How do I export detailed bills for reimbursement?

See How to export detailed bills.

How do I top up my account?

See How to top up and make payments.

Why do I have an overdue payment even though I have barely used the service?

Reason: Additional features of Model Studio, such as web search, are billed separately (post-paid) based on the number of calls and are invoiced separately from model inference fees. Even if you have not actively used the console recently, if the enable_search parameter is enabled in applications or code that you created in the past, web search fees are still incurred for each call.

Solution:

In Billing Details, filter for Alibaba Cloud Model Studio and check the Instance ID (Billing Granularity) column to identify the model name and invocation channel that incurred the cost.
Check whether enable_search is enabled in your application code or Model Studio application configuration. If you no longer need web search, set this parameter to false or remove it.
If you have stopped all calls but are still being charged, check if other API keys or applications are still running. You can find and delete unused keys on the API Key Management page.

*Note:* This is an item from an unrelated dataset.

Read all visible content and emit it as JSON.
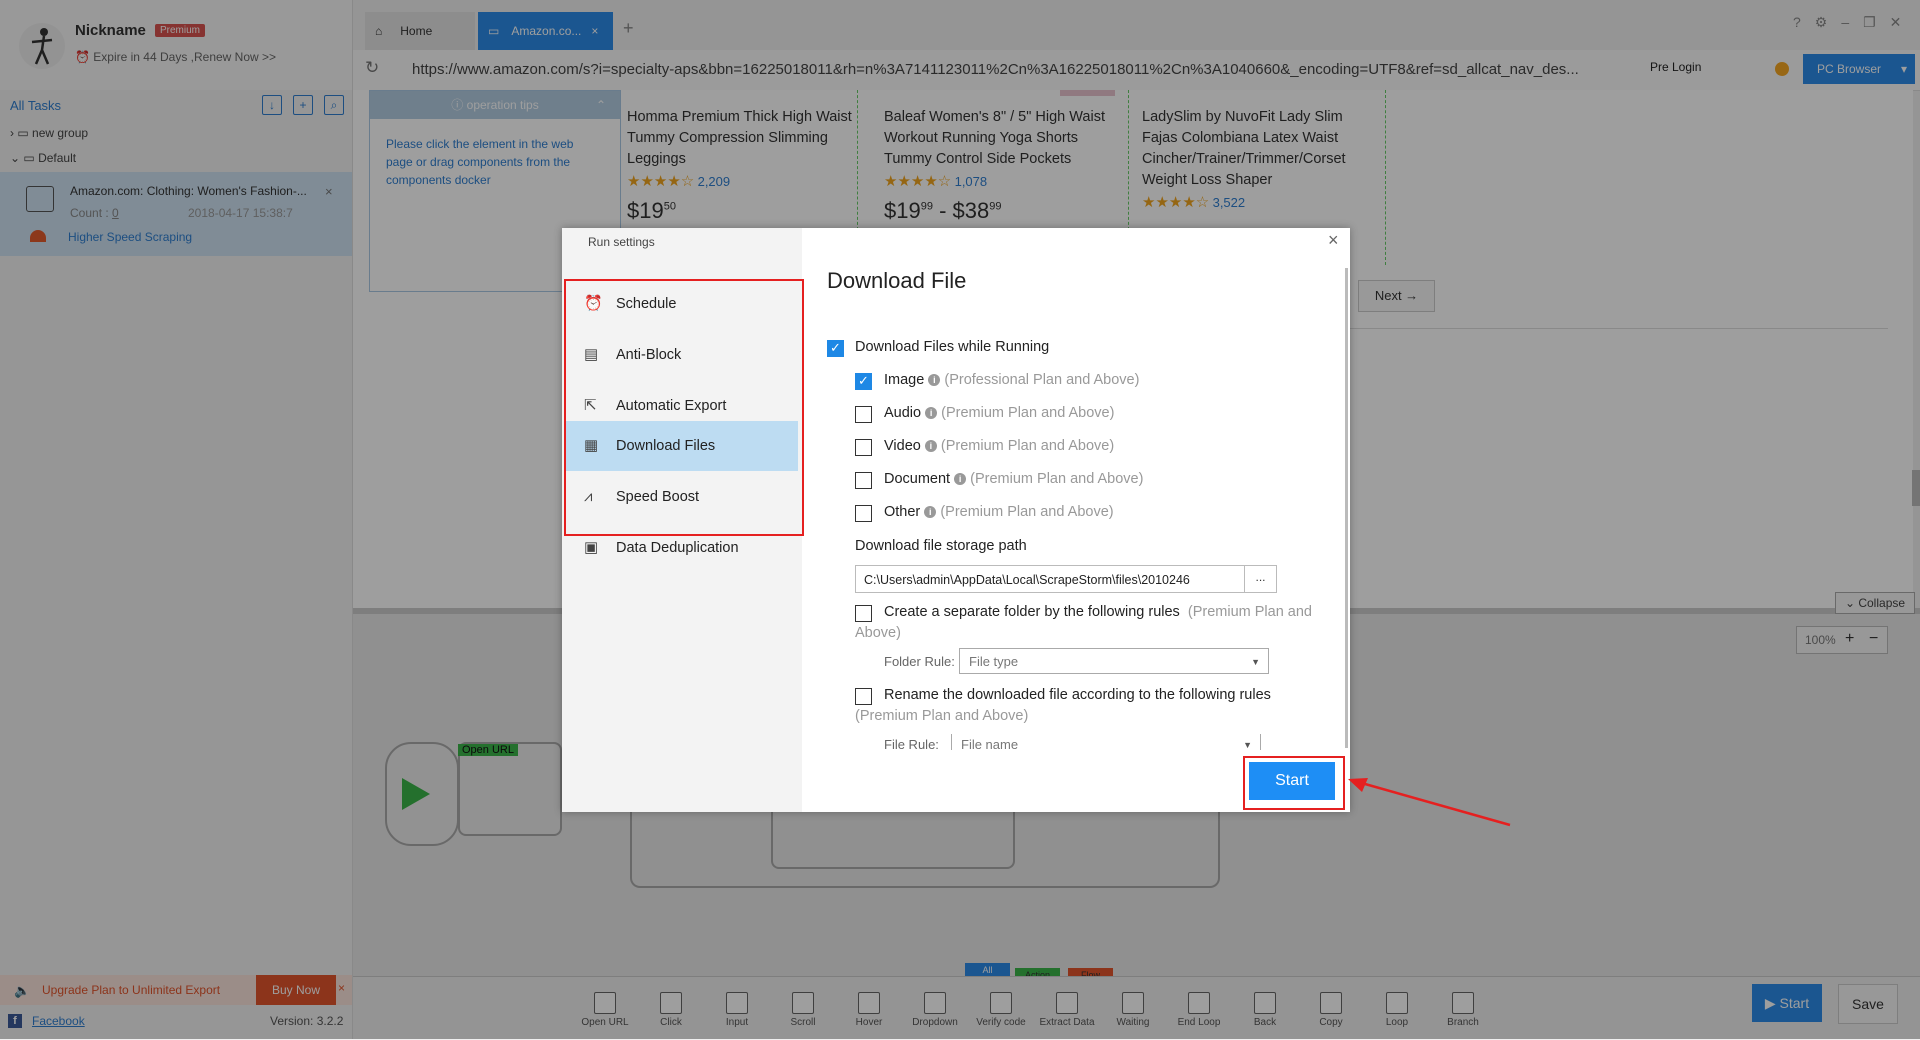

Why am I charged even without actively making API calls?

Cause: Model deployment in Model Studio is billed by duration. Billing starts as soon as the model deployment status changes to Running, regardless of API calls. Even if you have not called the model via API, charges continue to accumulate as long as the deployment status is Running. In addition, model inference is billed by token usage — fees are only incurred when API calls are made.

Solution:

Go to the Model Deployment page to check whether any deployed models have the status Running. If you no longer need them, take them offline to stop billing.
Delete unused API keys to prevent accidental API calls from generating inference fees (note: deletion is irreversible, proceed with caution). You can manage your keys on the API Key Management page.

How do I determine if my account has been compromised?

If you suspect your account has been accessed by others and unexpected charges have been incurred, follow these steps to investigate:

In Billing Details, filter by Model Studio, and check the ApiKeyID in the Instance ID (Billing Granularity) column to identify the API Key generating the charges.
Go to the API Key Management page, review the creation time of each key, and confirm whether it was created by you. The API Key Management page only shows creation time, not invocation time.
Review the call time distribution to identify any abnormal invocation patterns that may not be your own: Go to Model Usage, filter by Model or API Key ID, and switch to the List view to see the invocation time distribution.
If unauthorized invocations are found, immediately go to the API Key Management page to delete the corresponding API Key and regenerate it. Update all legitimate callers to use the new key.

Why am I charged without purchasing a Model Studio plan?

Cause: Model Studio API calls use the pay-as-you-go billing method by default. After you activate Model Studio, you can call the API immediately and pay based on actual usage, without purchasing a resource plan or savings plan. The system automatically charges you based on the token usage and corresponding pricing of the model you call. For detailed pricing information, see Model inference pricing.